Users can delete the entire database or remove recent snapshots from the past hour, past day, past week, or past month. They can also toggle automated sensitive-content filtering, add specific apps and websites to filtering lists, pause Recall from the system tray icon, or turn it off completely in Settings.

Pausing or turning off Recall stops new snapshots from being created. It does not delete snapshots that already exist.

What users should understand before opting in

The new version answers several of the sharpest objections to the original Recall launch. It is opt-in, per-user, removable, encrypted at rest, and tied to Windows Hello authentication. It does not require a Microsoft account, an Internet connection, or cloud-side processing to work.

It does require local disk encryption through Device Encryption or BitLocker. It also requires Windows Hello and either a fingerprint reader or face-scanning camera for setup, although after setup it can be unlocked with a Windows Hello PIN. Windows Hello authentication happens every time the Recall app is opened.

There are still tradeoffs. Recall can generate a couple of hundred megabytes per day of images, depending on usage and filtering. On a Ryzen system with a 1TB SSD, the source article found that Windows allocated 150GB to Recall snapshots by default. Even a smaller 25GB Recall database could store a few months of data.

Filtering also has practical effects. Users can manually exclude apps and websites, and major browsers in private or incognito modes are generally not snapshotted.
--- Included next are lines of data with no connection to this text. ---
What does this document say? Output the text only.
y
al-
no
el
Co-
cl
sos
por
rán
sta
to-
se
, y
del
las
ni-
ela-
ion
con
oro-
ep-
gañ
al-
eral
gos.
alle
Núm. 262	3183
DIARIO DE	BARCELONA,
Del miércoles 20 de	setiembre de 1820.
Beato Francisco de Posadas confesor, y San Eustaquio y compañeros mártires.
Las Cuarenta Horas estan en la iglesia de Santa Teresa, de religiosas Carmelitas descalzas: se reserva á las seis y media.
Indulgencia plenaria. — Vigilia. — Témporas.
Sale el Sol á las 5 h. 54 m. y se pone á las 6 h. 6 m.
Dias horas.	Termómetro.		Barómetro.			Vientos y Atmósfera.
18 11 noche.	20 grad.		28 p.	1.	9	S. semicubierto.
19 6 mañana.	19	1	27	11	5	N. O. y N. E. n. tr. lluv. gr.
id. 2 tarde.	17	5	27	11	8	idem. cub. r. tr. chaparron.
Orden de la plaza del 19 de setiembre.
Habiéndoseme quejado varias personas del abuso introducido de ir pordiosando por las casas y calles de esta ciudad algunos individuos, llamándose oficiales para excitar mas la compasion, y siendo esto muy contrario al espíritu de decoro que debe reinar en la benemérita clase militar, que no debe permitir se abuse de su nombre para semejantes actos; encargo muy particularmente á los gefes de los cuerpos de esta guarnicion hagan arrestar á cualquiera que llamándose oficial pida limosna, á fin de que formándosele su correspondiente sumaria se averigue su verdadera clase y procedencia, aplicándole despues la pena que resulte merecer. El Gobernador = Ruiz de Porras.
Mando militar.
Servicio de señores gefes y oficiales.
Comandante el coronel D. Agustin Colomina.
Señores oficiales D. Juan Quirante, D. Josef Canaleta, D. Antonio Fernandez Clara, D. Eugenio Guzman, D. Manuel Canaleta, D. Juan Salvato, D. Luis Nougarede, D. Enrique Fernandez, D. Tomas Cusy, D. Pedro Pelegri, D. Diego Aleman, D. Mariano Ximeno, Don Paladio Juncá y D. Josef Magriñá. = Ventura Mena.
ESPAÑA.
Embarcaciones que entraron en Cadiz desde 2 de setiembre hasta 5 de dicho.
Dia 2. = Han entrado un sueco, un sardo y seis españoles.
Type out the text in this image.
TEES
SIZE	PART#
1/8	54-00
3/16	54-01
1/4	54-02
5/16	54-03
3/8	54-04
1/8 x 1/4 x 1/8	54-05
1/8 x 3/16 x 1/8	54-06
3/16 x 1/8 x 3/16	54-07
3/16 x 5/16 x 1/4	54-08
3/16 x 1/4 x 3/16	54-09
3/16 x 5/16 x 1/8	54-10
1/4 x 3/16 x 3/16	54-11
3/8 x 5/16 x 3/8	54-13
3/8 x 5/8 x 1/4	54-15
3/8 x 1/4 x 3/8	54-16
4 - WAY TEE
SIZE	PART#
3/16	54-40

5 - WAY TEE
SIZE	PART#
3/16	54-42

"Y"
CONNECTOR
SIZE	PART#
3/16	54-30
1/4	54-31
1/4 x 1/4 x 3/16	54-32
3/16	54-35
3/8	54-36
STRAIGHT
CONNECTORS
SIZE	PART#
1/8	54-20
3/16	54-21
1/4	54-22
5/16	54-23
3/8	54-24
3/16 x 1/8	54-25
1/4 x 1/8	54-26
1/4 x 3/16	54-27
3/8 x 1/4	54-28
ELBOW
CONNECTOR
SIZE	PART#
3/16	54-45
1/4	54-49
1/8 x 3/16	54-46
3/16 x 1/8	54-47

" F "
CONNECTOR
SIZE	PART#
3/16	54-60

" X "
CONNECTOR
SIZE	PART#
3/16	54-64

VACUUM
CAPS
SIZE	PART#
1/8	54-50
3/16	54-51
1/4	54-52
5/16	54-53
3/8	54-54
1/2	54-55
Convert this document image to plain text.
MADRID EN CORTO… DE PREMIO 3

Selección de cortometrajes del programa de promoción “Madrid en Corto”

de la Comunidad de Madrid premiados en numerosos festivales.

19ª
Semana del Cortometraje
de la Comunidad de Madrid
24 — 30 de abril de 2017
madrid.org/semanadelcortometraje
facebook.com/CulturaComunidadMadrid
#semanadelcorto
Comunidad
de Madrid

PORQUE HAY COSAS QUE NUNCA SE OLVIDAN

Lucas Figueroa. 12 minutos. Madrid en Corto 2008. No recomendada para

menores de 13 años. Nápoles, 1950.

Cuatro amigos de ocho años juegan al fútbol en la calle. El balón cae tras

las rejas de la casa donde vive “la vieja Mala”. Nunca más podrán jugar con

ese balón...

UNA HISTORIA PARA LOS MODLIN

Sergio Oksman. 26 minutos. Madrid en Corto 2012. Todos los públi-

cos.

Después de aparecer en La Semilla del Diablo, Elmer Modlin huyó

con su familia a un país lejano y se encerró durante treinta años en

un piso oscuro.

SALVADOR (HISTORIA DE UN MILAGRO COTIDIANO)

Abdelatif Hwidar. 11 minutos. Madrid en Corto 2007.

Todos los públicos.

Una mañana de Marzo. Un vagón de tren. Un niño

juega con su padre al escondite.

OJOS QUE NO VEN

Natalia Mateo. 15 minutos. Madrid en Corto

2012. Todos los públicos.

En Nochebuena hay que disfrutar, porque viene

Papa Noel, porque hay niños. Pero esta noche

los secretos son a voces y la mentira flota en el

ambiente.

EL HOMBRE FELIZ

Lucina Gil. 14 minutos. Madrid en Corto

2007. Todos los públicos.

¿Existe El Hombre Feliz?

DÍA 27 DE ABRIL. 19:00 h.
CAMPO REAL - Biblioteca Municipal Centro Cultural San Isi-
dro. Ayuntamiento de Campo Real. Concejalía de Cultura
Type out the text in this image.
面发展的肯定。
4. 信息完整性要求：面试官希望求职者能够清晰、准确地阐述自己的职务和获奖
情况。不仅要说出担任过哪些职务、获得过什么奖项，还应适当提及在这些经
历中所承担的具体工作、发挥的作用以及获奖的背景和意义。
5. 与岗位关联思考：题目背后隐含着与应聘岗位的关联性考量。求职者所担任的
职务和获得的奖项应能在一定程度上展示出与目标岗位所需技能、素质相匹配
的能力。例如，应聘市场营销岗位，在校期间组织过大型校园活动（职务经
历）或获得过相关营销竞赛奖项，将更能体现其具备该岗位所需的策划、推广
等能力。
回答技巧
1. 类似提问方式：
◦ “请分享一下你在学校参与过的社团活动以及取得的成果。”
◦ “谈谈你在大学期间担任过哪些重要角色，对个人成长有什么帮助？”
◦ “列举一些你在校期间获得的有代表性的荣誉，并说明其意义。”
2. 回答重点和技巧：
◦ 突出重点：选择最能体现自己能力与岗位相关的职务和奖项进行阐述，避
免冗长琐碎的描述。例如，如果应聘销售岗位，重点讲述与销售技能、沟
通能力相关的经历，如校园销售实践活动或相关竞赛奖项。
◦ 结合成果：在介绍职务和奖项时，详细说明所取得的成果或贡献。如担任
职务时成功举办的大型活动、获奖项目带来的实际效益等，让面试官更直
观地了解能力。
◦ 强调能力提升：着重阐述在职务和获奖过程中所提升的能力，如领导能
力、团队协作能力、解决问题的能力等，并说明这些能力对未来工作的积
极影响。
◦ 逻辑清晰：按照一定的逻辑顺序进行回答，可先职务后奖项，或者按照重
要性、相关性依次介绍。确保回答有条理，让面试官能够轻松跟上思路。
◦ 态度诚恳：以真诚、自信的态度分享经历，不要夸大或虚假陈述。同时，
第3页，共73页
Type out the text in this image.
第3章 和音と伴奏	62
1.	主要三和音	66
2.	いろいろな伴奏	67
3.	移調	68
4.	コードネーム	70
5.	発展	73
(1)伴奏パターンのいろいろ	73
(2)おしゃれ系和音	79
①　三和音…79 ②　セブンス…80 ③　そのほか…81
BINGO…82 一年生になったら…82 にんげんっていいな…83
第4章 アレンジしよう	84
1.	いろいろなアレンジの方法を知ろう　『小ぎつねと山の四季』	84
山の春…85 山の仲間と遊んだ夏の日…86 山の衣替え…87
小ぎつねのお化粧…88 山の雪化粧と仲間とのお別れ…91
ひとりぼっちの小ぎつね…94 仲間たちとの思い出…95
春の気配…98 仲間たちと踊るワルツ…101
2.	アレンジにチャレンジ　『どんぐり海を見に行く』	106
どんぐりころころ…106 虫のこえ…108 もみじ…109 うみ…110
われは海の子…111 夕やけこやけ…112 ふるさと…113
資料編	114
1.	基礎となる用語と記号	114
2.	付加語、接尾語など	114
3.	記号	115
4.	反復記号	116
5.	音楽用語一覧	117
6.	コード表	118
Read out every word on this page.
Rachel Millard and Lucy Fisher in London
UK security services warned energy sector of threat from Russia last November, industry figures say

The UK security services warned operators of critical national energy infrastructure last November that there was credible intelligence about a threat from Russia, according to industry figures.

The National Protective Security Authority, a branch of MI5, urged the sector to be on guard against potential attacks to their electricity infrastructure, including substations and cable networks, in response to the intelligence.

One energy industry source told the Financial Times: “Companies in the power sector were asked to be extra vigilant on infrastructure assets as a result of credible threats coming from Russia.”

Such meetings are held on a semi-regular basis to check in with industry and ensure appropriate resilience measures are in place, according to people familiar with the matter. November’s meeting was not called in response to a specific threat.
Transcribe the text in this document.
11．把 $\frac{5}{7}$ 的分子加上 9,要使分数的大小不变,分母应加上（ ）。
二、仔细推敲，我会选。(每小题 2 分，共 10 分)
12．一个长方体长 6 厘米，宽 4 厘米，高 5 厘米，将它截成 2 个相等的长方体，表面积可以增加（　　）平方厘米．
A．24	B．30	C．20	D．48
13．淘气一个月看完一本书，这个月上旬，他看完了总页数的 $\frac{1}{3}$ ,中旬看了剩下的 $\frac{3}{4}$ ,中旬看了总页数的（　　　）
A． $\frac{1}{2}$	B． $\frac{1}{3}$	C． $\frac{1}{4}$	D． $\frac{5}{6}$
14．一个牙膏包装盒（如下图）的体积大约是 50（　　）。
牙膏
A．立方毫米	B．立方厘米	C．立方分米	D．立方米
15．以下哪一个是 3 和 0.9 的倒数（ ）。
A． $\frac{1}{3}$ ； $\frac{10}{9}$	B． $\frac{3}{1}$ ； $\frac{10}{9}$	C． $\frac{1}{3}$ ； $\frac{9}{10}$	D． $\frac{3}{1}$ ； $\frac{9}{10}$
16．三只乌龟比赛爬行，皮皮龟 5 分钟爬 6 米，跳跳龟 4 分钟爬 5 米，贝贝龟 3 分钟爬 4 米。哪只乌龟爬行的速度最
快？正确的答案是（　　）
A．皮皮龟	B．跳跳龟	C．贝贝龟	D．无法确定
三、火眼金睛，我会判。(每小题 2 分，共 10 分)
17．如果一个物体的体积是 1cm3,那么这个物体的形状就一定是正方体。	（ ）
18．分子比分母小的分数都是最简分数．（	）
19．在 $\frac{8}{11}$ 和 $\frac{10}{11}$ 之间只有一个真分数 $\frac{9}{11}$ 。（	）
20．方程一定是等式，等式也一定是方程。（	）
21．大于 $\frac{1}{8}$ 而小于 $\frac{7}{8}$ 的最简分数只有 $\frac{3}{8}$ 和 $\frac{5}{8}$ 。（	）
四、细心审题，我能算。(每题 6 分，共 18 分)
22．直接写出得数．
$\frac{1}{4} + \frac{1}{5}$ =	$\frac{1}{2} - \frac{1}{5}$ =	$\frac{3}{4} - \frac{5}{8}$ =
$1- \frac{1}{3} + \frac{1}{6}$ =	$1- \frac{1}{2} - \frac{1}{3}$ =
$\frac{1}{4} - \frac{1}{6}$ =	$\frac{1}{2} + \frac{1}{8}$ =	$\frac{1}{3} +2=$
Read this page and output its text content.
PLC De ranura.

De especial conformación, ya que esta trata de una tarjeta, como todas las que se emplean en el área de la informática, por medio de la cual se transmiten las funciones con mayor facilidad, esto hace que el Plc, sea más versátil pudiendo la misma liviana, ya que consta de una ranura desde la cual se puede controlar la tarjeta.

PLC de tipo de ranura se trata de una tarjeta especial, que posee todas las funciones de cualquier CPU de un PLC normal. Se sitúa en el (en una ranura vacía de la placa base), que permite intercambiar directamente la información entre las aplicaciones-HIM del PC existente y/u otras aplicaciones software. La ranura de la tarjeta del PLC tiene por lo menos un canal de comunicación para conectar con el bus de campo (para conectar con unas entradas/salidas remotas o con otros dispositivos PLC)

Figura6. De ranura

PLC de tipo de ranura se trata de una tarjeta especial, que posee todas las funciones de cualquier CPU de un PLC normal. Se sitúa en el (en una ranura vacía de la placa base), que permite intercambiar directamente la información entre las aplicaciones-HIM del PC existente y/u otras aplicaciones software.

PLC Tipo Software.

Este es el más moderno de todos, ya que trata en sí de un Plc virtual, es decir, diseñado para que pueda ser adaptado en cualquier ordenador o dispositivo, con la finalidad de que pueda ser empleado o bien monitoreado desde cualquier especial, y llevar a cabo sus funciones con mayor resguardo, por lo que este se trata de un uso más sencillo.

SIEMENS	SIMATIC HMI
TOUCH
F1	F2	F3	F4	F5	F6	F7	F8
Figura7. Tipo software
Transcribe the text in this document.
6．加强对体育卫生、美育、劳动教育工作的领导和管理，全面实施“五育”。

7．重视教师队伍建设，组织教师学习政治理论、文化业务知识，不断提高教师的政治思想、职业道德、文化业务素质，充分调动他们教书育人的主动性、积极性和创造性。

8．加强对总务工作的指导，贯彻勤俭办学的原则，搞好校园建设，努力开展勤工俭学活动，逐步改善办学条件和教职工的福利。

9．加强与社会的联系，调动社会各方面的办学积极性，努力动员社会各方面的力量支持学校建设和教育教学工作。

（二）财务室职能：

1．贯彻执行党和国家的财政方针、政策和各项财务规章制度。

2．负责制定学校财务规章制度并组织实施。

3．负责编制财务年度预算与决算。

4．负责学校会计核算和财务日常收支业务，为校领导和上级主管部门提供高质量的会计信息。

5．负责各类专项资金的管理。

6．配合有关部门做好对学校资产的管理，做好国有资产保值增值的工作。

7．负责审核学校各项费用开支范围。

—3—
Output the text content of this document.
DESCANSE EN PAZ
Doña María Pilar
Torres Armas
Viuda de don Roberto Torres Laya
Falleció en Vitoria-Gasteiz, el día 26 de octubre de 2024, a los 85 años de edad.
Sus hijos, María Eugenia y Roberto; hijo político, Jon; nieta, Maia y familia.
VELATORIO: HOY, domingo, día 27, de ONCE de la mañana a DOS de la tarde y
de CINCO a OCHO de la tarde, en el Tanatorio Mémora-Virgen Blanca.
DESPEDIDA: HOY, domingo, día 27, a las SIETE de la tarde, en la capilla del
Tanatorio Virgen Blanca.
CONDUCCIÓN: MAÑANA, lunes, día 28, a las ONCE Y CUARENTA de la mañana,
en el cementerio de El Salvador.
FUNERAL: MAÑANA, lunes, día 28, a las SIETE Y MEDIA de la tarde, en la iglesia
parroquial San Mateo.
If a filtered app is on screen, Recall avoids taking desktop screenshots entirely rather than trying to blank out only the filtered area.

That approach reduces the chance of accidental capture, but it may also mean users who often mix filtered and unfiltered apps end up saving less in Recall than expected. The revised feature is therefore less risky than the original design described in the source, but it remains a tool that users should enable only after understanding what it stores, how it is protected, and how to delete it.